Drianne sometimes had to excuse herself, pretend she needed a fresh thermometer or some other equipment, just so she could stand in the hallway outside the exam room and allow a few tears to fall.

The animals missed their owners, too. That much was clear. It wasn’t just Drianne directing the show. Maybe some of them would have made their way back on their own, even if she never told them to find new bodies.

Those animals felt their own calling. To bring joy to these particular people.

Like the Siberian fox experiment in reverse. Sweet animals helping the human race evolve over time, making them happier and kinder, one person at a time.

Drianne’s private journal was now several volumes long. She sent regular reports to the rest of the vets in her special group.

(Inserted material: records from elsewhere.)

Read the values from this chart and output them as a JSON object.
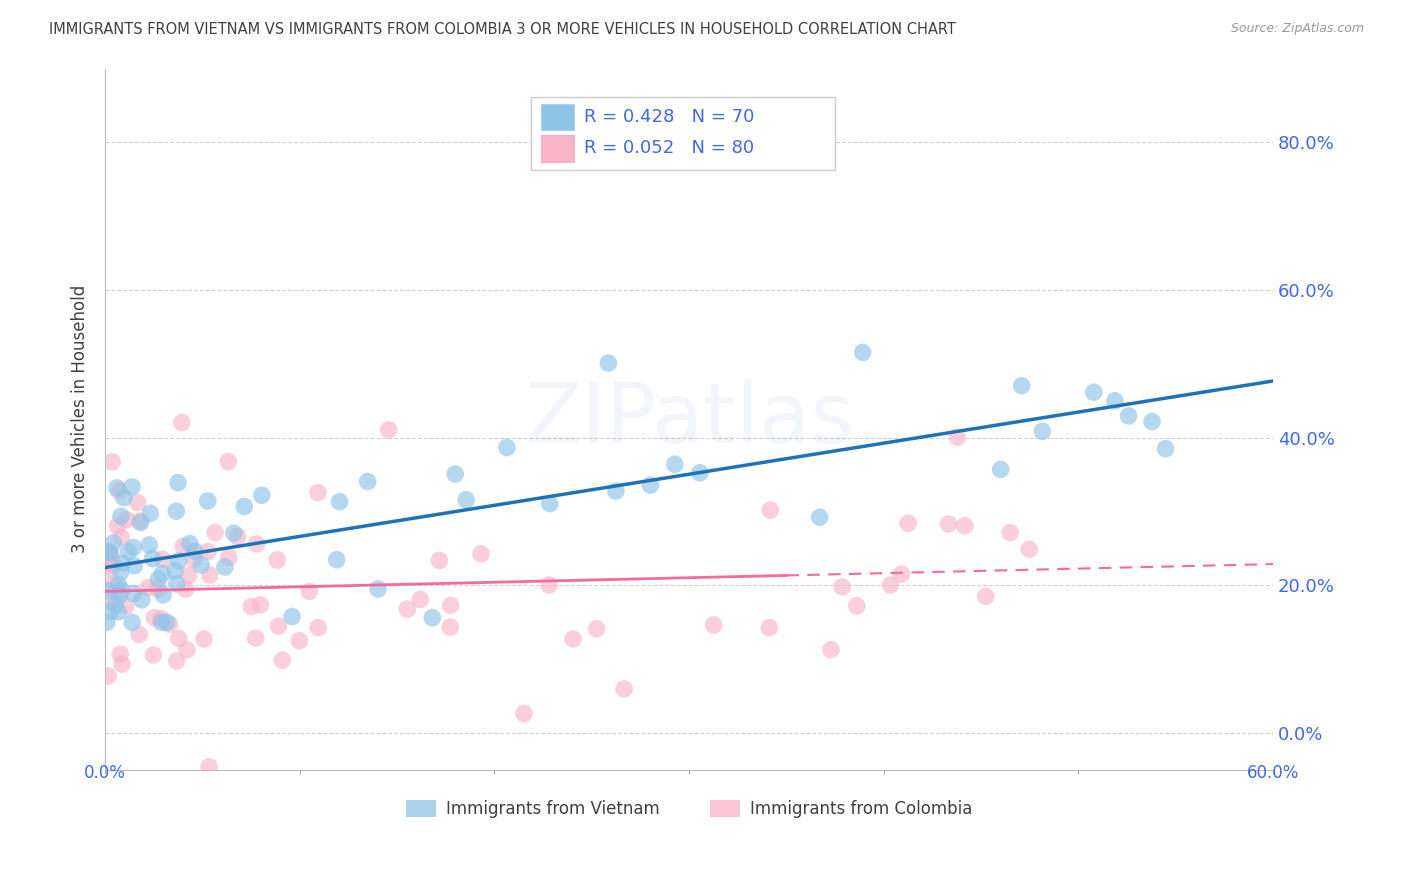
{
  "title": "IMMIGRANTS FROM VIETNAM VS IMMIGRANTS FROM COLOMBIA 3 OR MORE VEHICLES IN HOUSEHOLD CORRELATION CHART",
  "source": "Source: ZipAtlas.com",
  "ylabel": "3 or more Vehicles in Household",
  "xlim": [
    0.0,
    60.0
  ],
  "ylim": [
    -5.0,
    90.0
  ],
  "ytick_positions": [
    0,
    20,
    40,
    60,
    80
  ],
  "ytick_labels_right": [
    "0.0%",
    "20.0%",
    "40.0%",
    "60.0%",
    "80.0%"
  ],
  "xtick_positions": [
    0,
    10,
    20,
    30,
    40,
    50,
    60
  ],
  "color_vietnam": "#8ec4e8",
  "color_colombia": "#f9b4c8",
  "color_vietnam_line": "#2171b5",
  "color_colombia_line": "#f768a1",
  "color_title": "#404040",
  "color_source": "#999999",
  "color_right_axis": "#4169E1",
  "color_grid": "#d0d0d0",
  "background_color": "#ffffff",
  "legend_label1": "R = 0.428   N = 70",
  "legend_label2": "R = 0.052   N = 80",
  "bottom_label1": "Immigrants from Vietnam",
  "bottom_label2": "Immigrants from Colombia"
}
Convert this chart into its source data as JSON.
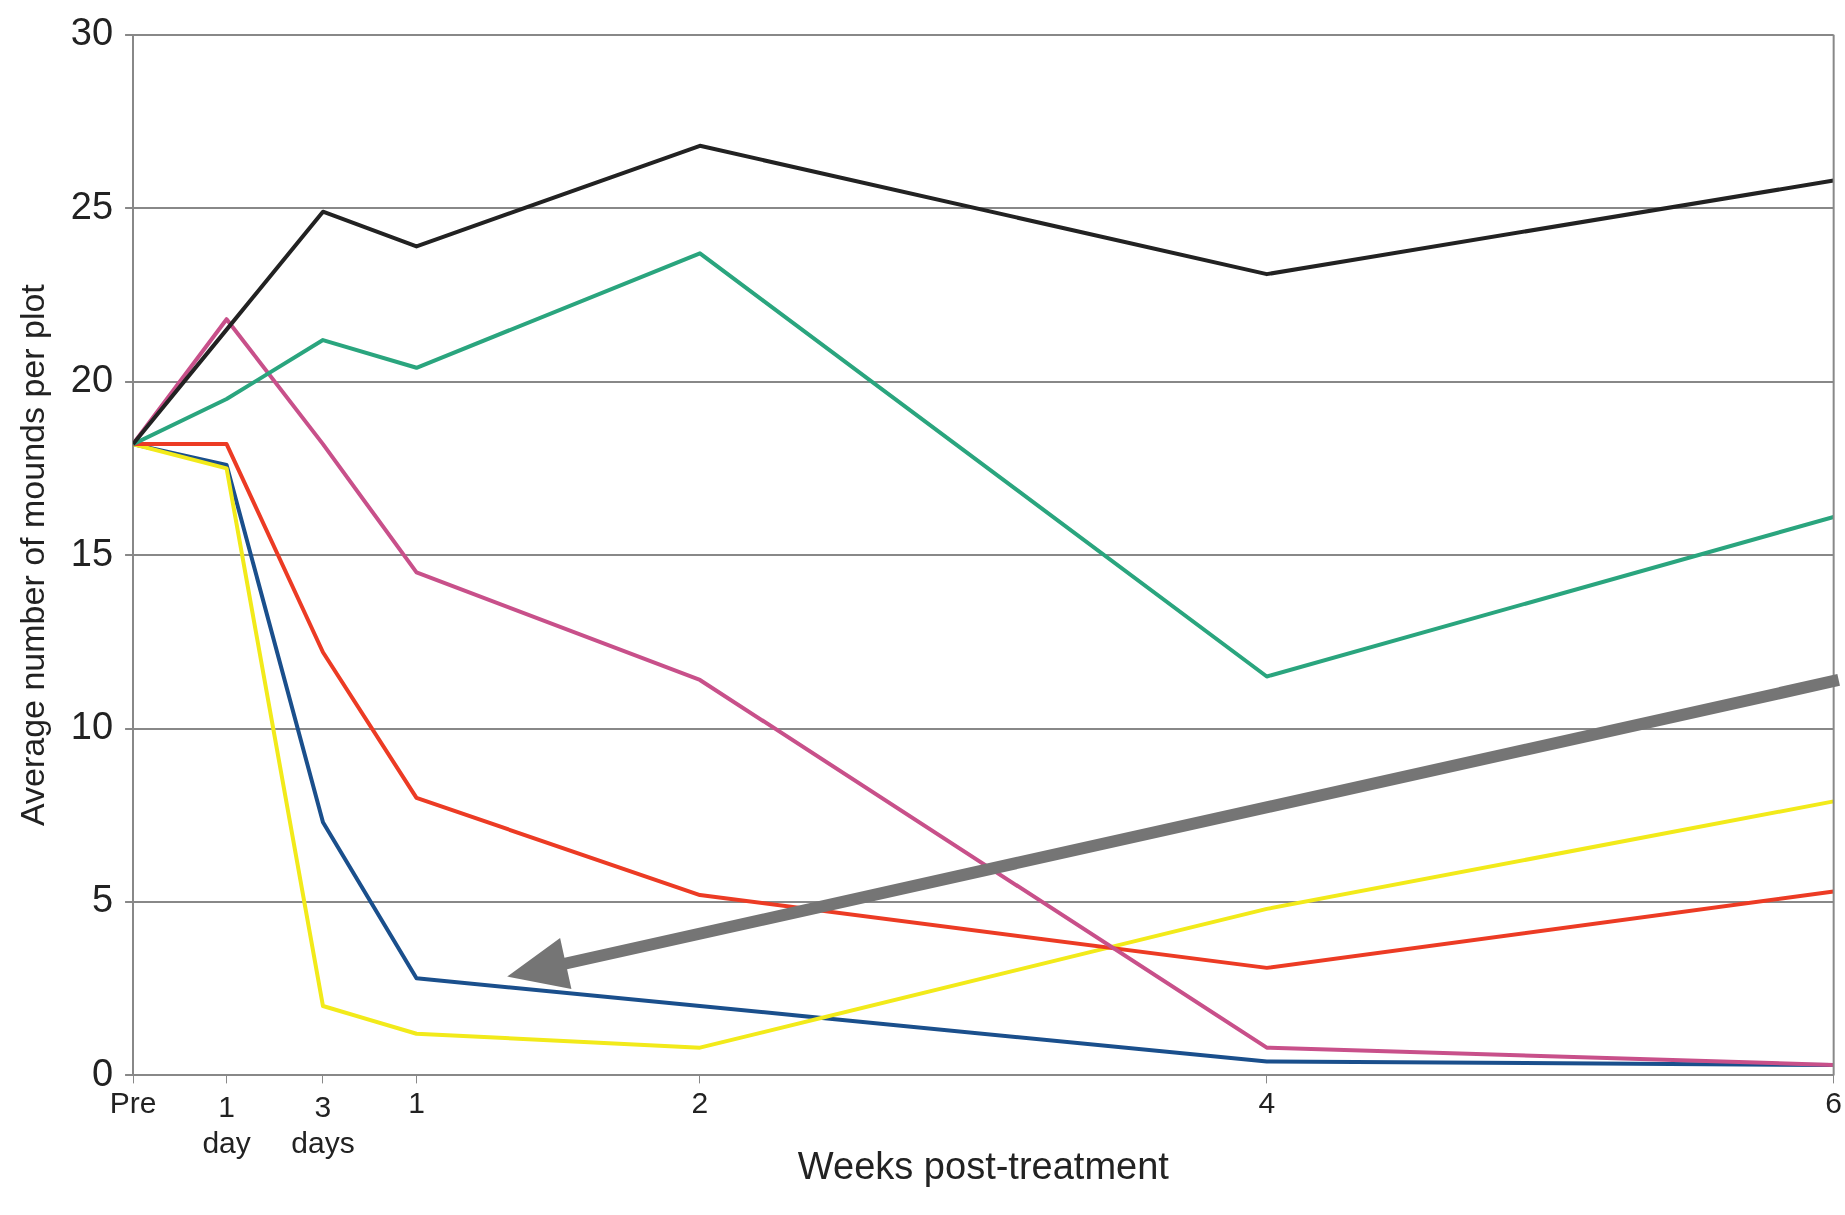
{
  "chart_data": {
    "type": "line",
    "xlabel": "Weeks post-treatment",
    "ylabel": "Average number of mounds per plot",
    "x": [
      0,
      0.33,
      0.67,
      1,
      2,
      4,
      6
    ],
    "xlim": [
      0,
      6
    ],
    "xticks": [
      {
        "value": 0,
        "label": "Pre"
      },
      {
        "value": 0.33,
        "label": null
      },
      {
        "value": 0.67,
        "label": null
      },
      1,
      2,
      4,
      6
    ],
    "annotations": [
      "1 day",
      "3 days"
    ],
    "ylim": [
      0,
      30
    ],
    "yticks": [
      0,
      5,
      10,
      15,
      20,
      25,
      30
    ],
    "grid": "y",
    "legend": false,
    "marker": "none",
    "line_style": "solid",
    "series": [
      {
        "color": "#222222",
        "values": [
          18.2,
          21.5,
          24.9,
          23.9,
          26.8,
          23.1,
          25.8
        ]
      },
      {
        "color": "#2aa57e",
        "values": [
          18.2,
          19.5,
          21.2,
          20.4,
          23.7,
          11.5,
          16.1
        ]
      },
      {
        "color": "#c8508a",
        "values": [
          18.2,
          21.8,
          18.2,
          14.5,
          11.4,
          0.8,
          0.3
        ]
      },
      {
        "color": "#ec3b24",
        "values": [
          18.2,
          18.2,
          12.2,
          8.0,
          5.2,
          3.1,
          5.3
        ]
      },
      {
        "color": "#f2ea1a",
        "values": [
          18.2,
          17.5,
          2.0,
          1.2,
          0.8,
          4.8,
          7.9
        ]
      },
      {
        "color": "#1a4f8c",
        "values": [
          18.2,
          17.6,
          7.3,
          2.8,
          2.0,
          0.4,
          0.3
        ]
      }
    ]
  }
}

Many of the old ones were gone now. But Drianne and Linda had been finding and recruiting others at the annual conferences.

More vets with the special connection. The special breed who could communicate with their dying patients.

It was sacred work, Drianne told them, having an animal’s life in your hands.

All the more sacred when you could welcome them back.

As sacred as being a high school biology teacher who could encourage a young woman to follow this path.

Or could almost rob her of her true calling with just a few cruel and thoughtless words.

Words carried power. Drianne never doubted it anymore.